By Dayton McCarthy

Australian Army Campaign Series, no.23
Published by Big Sky Publishing 

RRP $19.99 in Paperback | Pages: 188 | ISBN: 9781925675696

At no.23 in the Australian Army Campaign Series, this is the first book to focus on a battle of the Korean War.

Earlier volumes in this series are dominated by World War I and World War II campaigns. This lack of coverage probably reflects the general view of the Korean War as being the ‘forgotten war’, although it marked Australia’s first foray ‘as a minor power in the Cold War’, according to McCarthy.

It would also be the first conflict to be fought by the newly formed Australian Regular Army (ARA) and in this regard, the Army’s premier infantry organisation, the Royal Australian Regiment (RAR), received its baptism of fire and in the process, earned a number of battle honours for its regimental colours.

This book describes the actions behind one such battle honour — the Battle of Maryang San. Over one week in October 1951 and as part of a wider divisional assault, the 3rd Battalion, The Royal Australian Regiment (3 RAR), manoeuvred across difficult terrain to dislodge and destroy Chinese forces three times its number. As such, Maryang San is widely regarded as one of the RAR’s and the Australian Army’s greatest battlefield accomplishments.

Author Doctor Dayton McCarthy, whose previous books includeThe Once and Future Army: A History of the Citizen Military Forces, 1947-1974’, successfully combines academic rigour with his experience as a professional infantry officer to analyse the battle and produce an account for the general reader and military professional alike.

Using official histories, brigade and battalion war diaries as well as personal accounts, McCarthy seeks to provide not only the strategic, operational and tactical context, but also the ‘how’ and the ‘why’ of the battle.

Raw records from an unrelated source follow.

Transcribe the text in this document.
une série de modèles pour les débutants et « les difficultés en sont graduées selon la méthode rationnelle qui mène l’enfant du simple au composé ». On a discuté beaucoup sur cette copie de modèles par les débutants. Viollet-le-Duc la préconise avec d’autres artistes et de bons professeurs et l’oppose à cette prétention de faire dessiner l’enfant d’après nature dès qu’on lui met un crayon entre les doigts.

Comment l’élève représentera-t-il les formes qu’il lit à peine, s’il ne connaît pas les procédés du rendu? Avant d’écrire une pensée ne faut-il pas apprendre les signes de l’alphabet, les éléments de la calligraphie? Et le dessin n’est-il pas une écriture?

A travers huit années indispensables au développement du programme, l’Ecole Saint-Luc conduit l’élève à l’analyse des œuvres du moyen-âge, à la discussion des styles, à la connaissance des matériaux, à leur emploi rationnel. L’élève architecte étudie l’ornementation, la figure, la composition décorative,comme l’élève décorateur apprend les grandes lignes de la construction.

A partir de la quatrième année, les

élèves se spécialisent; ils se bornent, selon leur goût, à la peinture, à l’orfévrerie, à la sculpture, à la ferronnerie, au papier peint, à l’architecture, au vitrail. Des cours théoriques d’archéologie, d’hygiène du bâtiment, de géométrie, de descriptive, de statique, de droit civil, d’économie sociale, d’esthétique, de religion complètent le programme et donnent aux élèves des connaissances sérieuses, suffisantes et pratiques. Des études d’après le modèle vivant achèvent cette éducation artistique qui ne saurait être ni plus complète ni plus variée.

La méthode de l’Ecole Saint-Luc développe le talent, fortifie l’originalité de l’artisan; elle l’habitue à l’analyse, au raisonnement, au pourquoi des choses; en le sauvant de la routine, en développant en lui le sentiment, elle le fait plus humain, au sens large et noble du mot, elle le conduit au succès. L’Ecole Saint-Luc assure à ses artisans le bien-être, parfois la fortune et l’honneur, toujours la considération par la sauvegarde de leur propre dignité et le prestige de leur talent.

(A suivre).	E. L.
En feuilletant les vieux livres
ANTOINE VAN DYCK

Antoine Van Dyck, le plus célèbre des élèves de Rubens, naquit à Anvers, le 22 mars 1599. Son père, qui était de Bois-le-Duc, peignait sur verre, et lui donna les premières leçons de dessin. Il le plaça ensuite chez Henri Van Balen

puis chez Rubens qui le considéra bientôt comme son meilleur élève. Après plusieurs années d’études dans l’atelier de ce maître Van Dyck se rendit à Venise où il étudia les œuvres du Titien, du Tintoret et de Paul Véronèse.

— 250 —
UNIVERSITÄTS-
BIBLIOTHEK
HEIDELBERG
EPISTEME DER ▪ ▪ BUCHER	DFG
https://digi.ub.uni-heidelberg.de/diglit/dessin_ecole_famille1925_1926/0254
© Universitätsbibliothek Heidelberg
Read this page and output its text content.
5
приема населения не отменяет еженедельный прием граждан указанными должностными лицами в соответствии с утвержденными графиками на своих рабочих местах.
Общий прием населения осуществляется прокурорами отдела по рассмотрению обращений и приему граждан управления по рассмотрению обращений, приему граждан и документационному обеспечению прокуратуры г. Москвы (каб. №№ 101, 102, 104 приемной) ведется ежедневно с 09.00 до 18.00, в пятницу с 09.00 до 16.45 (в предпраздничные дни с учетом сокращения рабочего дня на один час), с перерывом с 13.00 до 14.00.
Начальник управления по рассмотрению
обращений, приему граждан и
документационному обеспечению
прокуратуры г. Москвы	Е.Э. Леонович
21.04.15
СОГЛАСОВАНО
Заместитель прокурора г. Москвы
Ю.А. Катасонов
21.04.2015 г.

Although the battle itself had no lasting impact on the course and outcome of the Korean War, it demonstrated a number of key attributes that make it worthy of professional study such as the use of ground, small unit leadership, integration of combined arms and the role of aggression in close combat.

This book is well illustrated with maps, photographs from the field and descriptions of the weapons and artillery assets employed in the battle. I’m sure this book will be of equal interest to the general reader and military professional.

As a footnote, I was struck by the sad irony of Duntroon graduate Jack ‘Basil’ Hardiman, who survived his time as OC D Company, 3 RAR, which had been selected to conduct the assault on Maryang San, ending his days by falling from a ladder at his Central Coast home in 1996, twenty-six years after his retirement from the army with the rank of Lieutenant Colonel. He survived a war but not DIY at home.

There are a number of these short biographical pieces throughout this book but I mention this piece in particular as I hope this acts as a timely reminder to my older readers to be careful, especially climbing up ladders.